Right now, I’m grappling with my mother’s dementia. Who she was is lost to me, so I am learning to deal with who she is. I don’t correct her when she tells me she saw her boyfriend, who died two years ago. If she tells me she went shopping and bought jumpers, I ask her what color. So much of Iris in Cruel Beautiful World was my homage to my mother, keeping her alive the way she was, rather than the way she is now. I know she will never be able to read the book (she can’t read anything anymore), but it still makes me feel that we have a bond and that I was able to do this for her.
Allison: What one memento reminds you most of your fiancé?
Caroline: It’s a bendy Bullwinkle Moose he gave me as a surprise. It always makes me smile. Always. And that’s a good thing.
Allison: Where do you keep it?
Caroline: I keep it on my bookshelf.
Allison: Loss is a great teacher. In what way have you derived greater joy and meaning from life following loss? (Do you live more in the moment? Are you more compassionate? Do you focus more on what’s really important and less on what’s not? Has it fueled creativity or driven you to a new purpose?)
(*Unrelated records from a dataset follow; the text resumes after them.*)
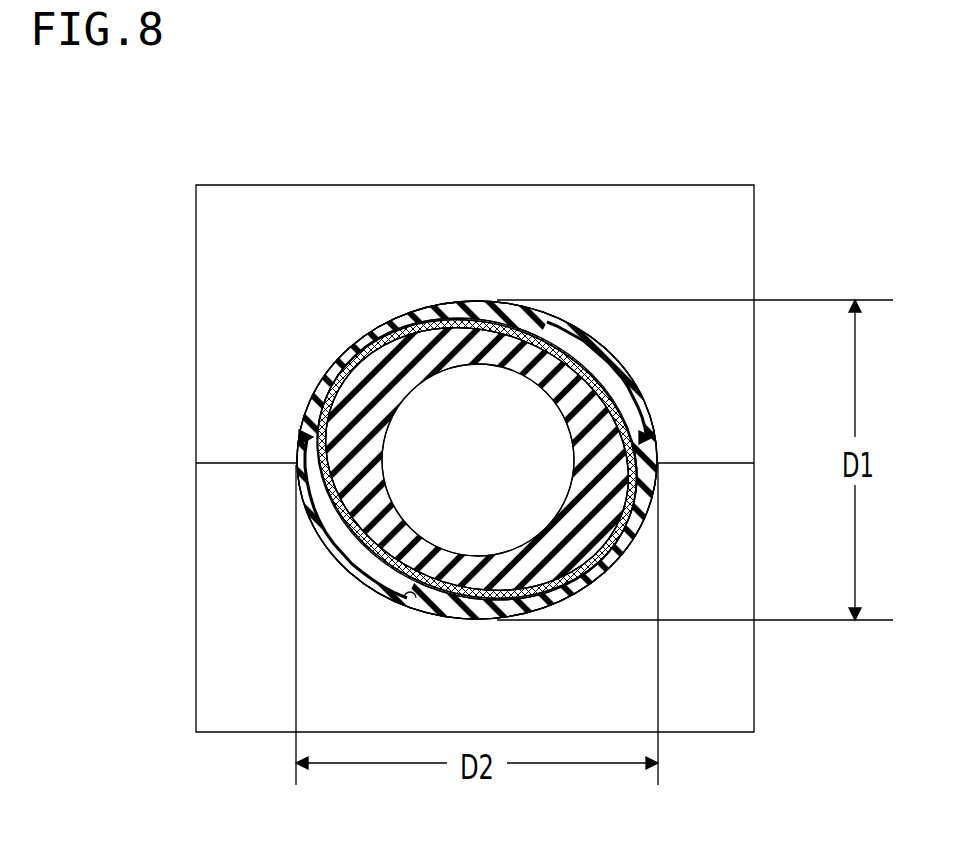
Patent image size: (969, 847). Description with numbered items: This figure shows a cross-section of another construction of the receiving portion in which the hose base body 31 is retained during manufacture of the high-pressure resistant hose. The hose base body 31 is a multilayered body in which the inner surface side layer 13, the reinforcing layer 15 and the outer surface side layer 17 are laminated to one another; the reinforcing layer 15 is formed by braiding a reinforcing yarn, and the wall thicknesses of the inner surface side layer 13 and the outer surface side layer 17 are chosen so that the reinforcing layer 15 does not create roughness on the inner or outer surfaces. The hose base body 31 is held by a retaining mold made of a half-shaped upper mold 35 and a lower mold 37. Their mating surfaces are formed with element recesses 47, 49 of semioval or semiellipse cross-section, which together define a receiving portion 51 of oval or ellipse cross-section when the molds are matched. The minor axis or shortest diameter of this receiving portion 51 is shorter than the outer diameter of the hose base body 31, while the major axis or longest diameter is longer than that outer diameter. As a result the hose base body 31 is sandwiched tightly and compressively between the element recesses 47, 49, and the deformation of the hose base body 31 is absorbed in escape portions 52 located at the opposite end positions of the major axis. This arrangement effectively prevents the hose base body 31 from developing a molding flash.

The inner surface side layer 13 is at (348, 383).
The reinforcing layer 15 is at (372, 330).
The outer surface side layer 17 is at (398, 324).
The hose base body 31 is at (452, 289).
The upper mold 35 is at (282, 256).
The lower mold 37 is at (698, 652).
The element recess 47 is at (313, 388).
The element recess 49 is at (411, 600).
The receiving portion 51 is at (419, 322).
The escape portions 52 is at (297, 433).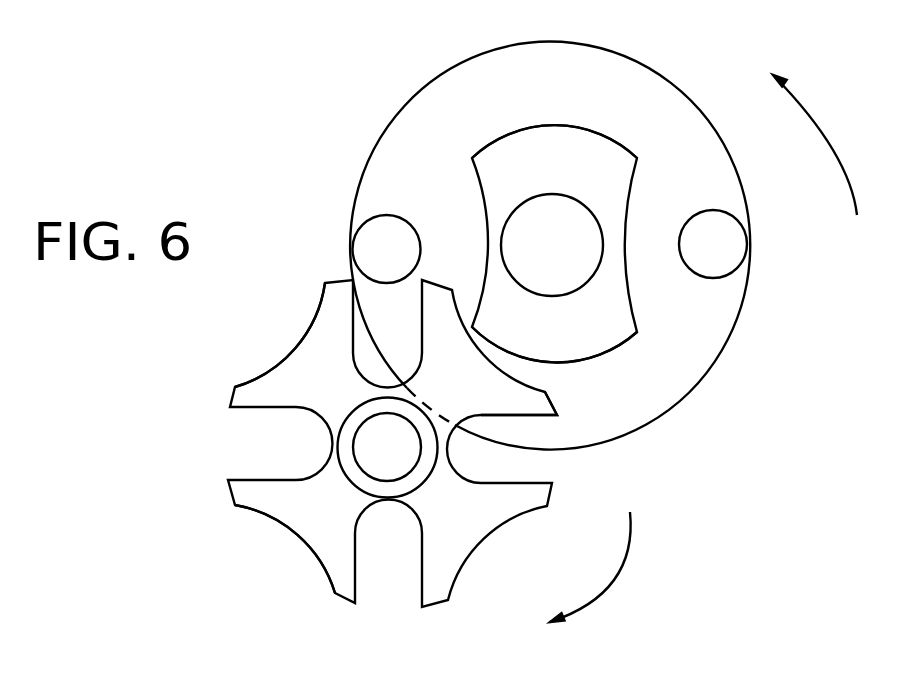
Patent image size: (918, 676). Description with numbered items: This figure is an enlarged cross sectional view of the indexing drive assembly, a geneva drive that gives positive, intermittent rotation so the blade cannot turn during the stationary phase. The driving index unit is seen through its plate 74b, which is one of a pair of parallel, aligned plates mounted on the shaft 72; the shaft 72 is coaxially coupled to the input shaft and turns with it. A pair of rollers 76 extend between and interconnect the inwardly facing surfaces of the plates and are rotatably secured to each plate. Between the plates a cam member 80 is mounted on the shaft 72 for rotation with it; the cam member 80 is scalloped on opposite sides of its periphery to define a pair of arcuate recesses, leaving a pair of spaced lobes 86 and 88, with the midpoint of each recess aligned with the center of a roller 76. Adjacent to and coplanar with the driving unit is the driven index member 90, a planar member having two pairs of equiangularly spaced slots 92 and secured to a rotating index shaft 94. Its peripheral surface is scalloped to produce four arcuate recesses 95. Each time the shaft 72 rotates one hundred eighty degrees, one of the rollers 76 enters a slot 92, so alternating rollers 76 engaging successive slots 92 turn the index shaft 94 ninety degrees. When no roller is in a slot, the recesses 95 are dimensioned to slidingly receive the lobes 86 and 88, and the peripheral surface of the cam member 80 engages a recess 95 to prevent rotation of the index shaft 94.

The plate 74b is at (448, 170).
The rollers 76 is at (377, 243).
The shaft 72 is at (555, 264).
The cam member 80 is at (562, 170).
The lobe 88 is at (612, 135).
The lobe 86 is at (528, 352).
The driven index member 90 is at (456, 526).
The slots 92 is at (335, 343).
The index shaft 94 is at (390, 453).
The arcuate recesses 95 is at (292, 532).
Caroline: What a great question. I’ve come to believe that experiencing great loss makes you more compassionate, if you let it. It opens you up, like it is cracking the whole world open. And your joys become greater because of the pain you’ve endured. It definitely propels me to new sense of purpose and to enjoy every second.
Part of why I wrote Charlotte in Cruel Beautiful World was because she was the way I used to be, worrying about the future, trying to fix everything. Sometimes you can’t. Sometimes you just have to let life wash over you, and that’s what I try to do.
I also lost a child when I was 3 ½ months pregnant and that was devastating until I got pregnant again and had a baby, and a friend of mine said, “I know you will always consider that baby you lost as your first child.” I found that so sympathetic and wonderful. My husband and I talk about that lost child even today, and it’s comforting.